There have, likewise, been remarkable contributions from the peripheral economies of the world, examining how unequal global relations have affected economic outcomes for underdeveloped countries (Shie & Meer, 2010; Patnaik & Patnaik, 2016). A distinctive illustration is the sharp criticism of structural-adjustment policies (Ghosh, 1997, Chandrasekhar and Ghosh, 2002) expressly rationalised with the self-assured ‘value-free’ and ‘scientific’ claims of mainstream economists. Furthermore, several scholars from the South have critiqued the conception of economic development in the image of capitalist institutions of the Global North (Frank, 1967; Amin, 2009) and have articulated alternative ways of understanding the post-colonial development process (Sanyal, 2007).

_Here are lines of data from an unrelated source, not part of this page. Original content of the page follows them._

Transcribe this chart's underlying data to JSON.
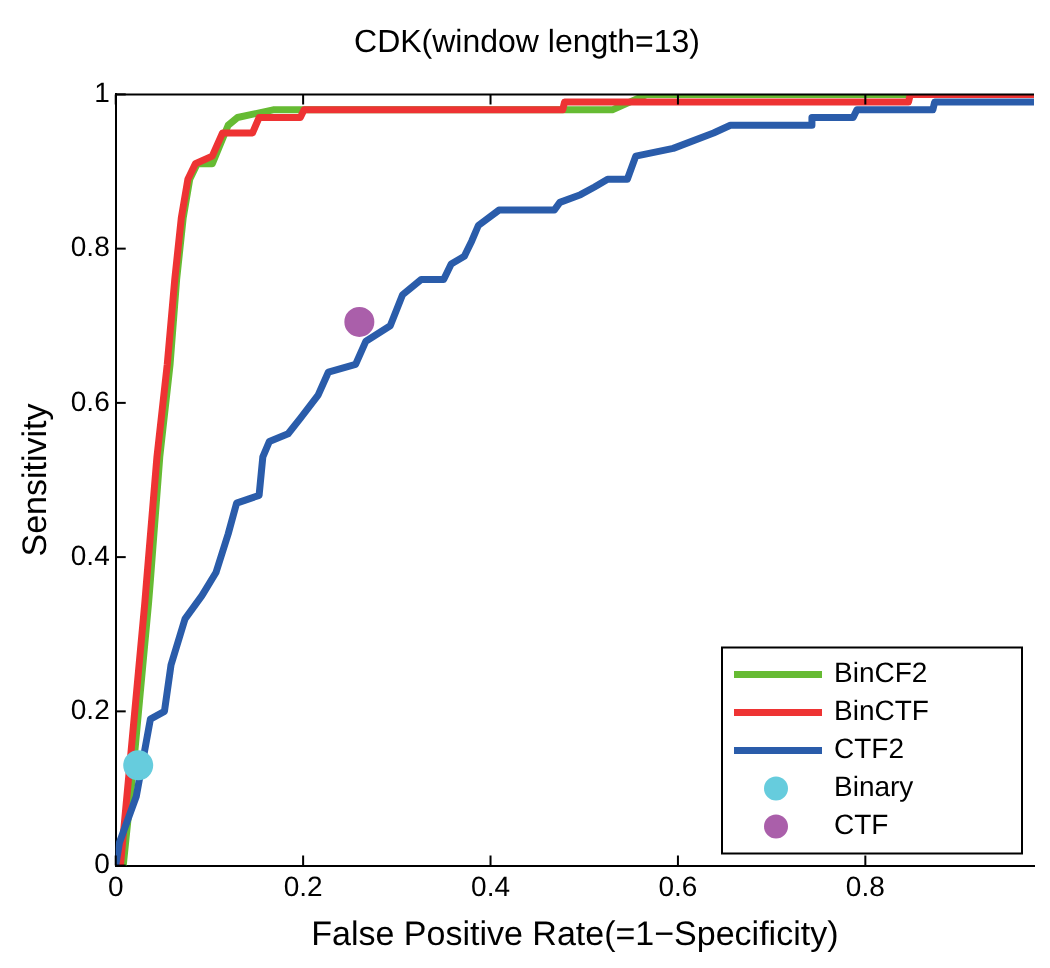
{
  "chart_data": {
    "type": "line",
    "title": "CDK(window length=13)",
    "xlabel": "False Positive Rate(=1−Specificity)",
    "ylabel": "Sensitivity",
    "xlim": [
      0,
      0.98
    ],
    "ylim": [
      0,
      1
    ],
    "xticks": [
      0,
      0.2,
      0.4,
      0.6,
      0.8
    ],
    "yticks": [
      0,
      0.2,
      0.4,
      0.6,
      0.8,
      1
    ],
    "grid": false,
    "legend": "bottom right",
    "series": [
      {
        "name": "BinCF2",
        "color": "#66bb33",
        "x": [
          0,
          0.008,
          0.019,
          0.035,
          0.037,
          0.047,
          0.058,
          0.065,
          0.072,
          0.079,
          0.087,
          0.103,
          0.12,
          0.13,
          0.168,
          0.53,
          0.567,
          0.98
        ],
        "values": [
          0,
          0,
          0.13,
          0.34,
          0.37,
          0.53,
          0.65,
          0.76,
          0.84,
          0.89,
          0.91,
          0.91,
          0.96,
          0.97,
          0.98,
          0.98,
          1,
          1
        ]
      },
      {
        "name": "BinCTF",
        "color": "#ee3333",
        "x": [
          0,
          0.005,
          0.015,
          0.031,
          0.033,
          0.044,
          0.055,
          0.063,
          0.07,
          0.077,
          0.085,
          0.103,
          0.114,
          0.146,
          0.153,
          0.197,
          0.201,
          0.477,
          0.479,
          0.846,
          0.848,
          0.98
        ],
        "values": [
          0,
          0,
          0.13,
          0.34,
          0.37,
          0.53,
          0.65,
          0.76,
          0.84,
          0.89,
          0.91,
          0.92,
          0.95,
          0.95,
          0.97,
          0.97,
          0.98,
          0.98,
          0.99,
          0.99,
          1,
          1
        ]
      },
      {
        "name": "CTF2",
        "color": "#2a5caa",
        "x": [
          0,
          0.004,
          0.022,
          0.037,
          0.052,
          0.059,
          0.074,
          0.092,
          0.107,
          0.12,
          0.129,
          0.153,
          0.157,
          0.164,
          0.184,
          0.197,
          0.216,
          0.227,
          0.256,
          0.267,
          0.293,
          0.306,
          0.326,
          0.35,
          0.358,
          0.372,
          0.38,
          0.387,
          0.409,
          0.468,
          0.474,
          0.496,
          0.511,
          0.525,
          0.546,
          0.555,
          0.595,
          0.638,
          0.656,
          0.741,
          0.743,
          0.787,
          0.791,
          0.872,
          0.874,
          0.98
        ],
        "values": [
          0,
          0.03,
          0.09,
          0.19,
          0.2,
          0.26,
          0.32,
          0.35,
          0.38,
          0.43,
          0.47,
          0.48,
          0.53,
          0.55,
          0.56,
          0.58,
          0.61,
          0.64,
          0.65,
          0.68,
          0.7,
          0.74,
          0.76,
          0.76,
          0.78,
          0.79,
          0.81,
          0.83,
          0.85,
          0.85,
          0.86,
          0.87,
          0.88,
          0.89,
          0.89,
          0.92,
          0.93,
          0.95,
          0.96,
          0.96,
          0.97,
          0.97,
          0.98,
          0.98,
          0.99,
          0.99
        ]
      },
      {
        "name": "Binary",
        "type": "scatter",
        "marker": "circle",
        "color": "#66ccdd",
        "x": [
          0.024
        ],
        "values": [
          0.13
        ]
      },
      {
        "name": "CTF",
        "type": "scatter",
        "marker": "circle",
        "color": "#aa5faa",
        "x": [
          0.26
        ],
        "values": [
          0.705
        ]
      }
    ]
  }
}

These instances are illustrative of how a pluralist approach to economics has strengthened not only the representative element in the discipline but also its intellectual prowess in explaining the nature and dynamics of economic relations.
Resolving the contradictions
An intellectual project that seeks to decolonise and diversify economics then necessarily progresses through a re-examination of the philosophical and methodological basis of mainstream economics and by questioning its disconcerting lack of representation in terms of both identity and alternate schools of thought. It is by design a radical project. It is not, however, without formidable opposition from entrenched interests in the discipline.

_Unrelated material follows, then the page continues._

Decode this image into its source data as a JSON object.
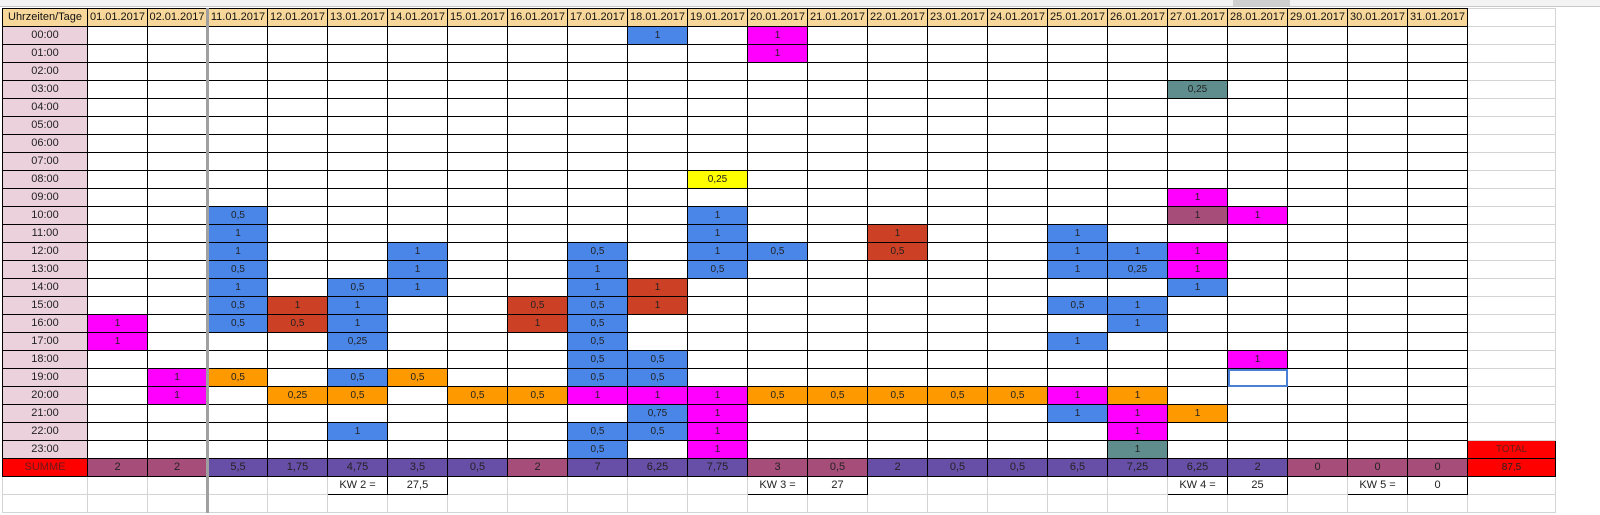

Mainstream economic thought plays a fundamental role in reproducing and valorising structures of power both in its disciplinary practice and in the social world it seeks to investigate. In doing so, it in effect hinders the progress of the discipline and its potentially progressive, democratising welfare implications for the real world. The nature of contradictions arising in the contemporary world – intensifying social hierarchies, their reactionary political manifestations, and pressing ecological constraints – demand from the discipline breaking of these restrictive moulds that hinder their comprehension and their resolution.
The D-Econ blog series is a collective initiative to bring together contributions from academics and activists who share the vision of decolonisation and diversification of economics. It is a positive project of enhancing scholarship that challenges the Global North-centric mainstream understanding and its universal and objective claim. It promotes a diverse community of scholars and pluralism of perspectives in order to emancipate the economic study of society from the restrictive clutches of privilege and power. It seeks to engage with a community of scholars employing a Global South-centric lens of analyses, located in marginalised social spaces, and discuss issues and concerns systematically overlooked in the discipline. In doing so it hopes to democratise participation and practice of the discipline, to better understand and overcome the intense social contradictions of the contemporary world.
The blog facilitates conversations that explore and emphasise how varied axes of power relations, such as gender, class, race, caste, colonialism, religion, and sexuality among others, affect participation in the academy, limit knowledge production, and contribute to its colonisation. Through this engagement, it seeks to enrich the economic study of society with a plurality of perspectives and methods rooted in objective realities of marginalised and oppressed communities.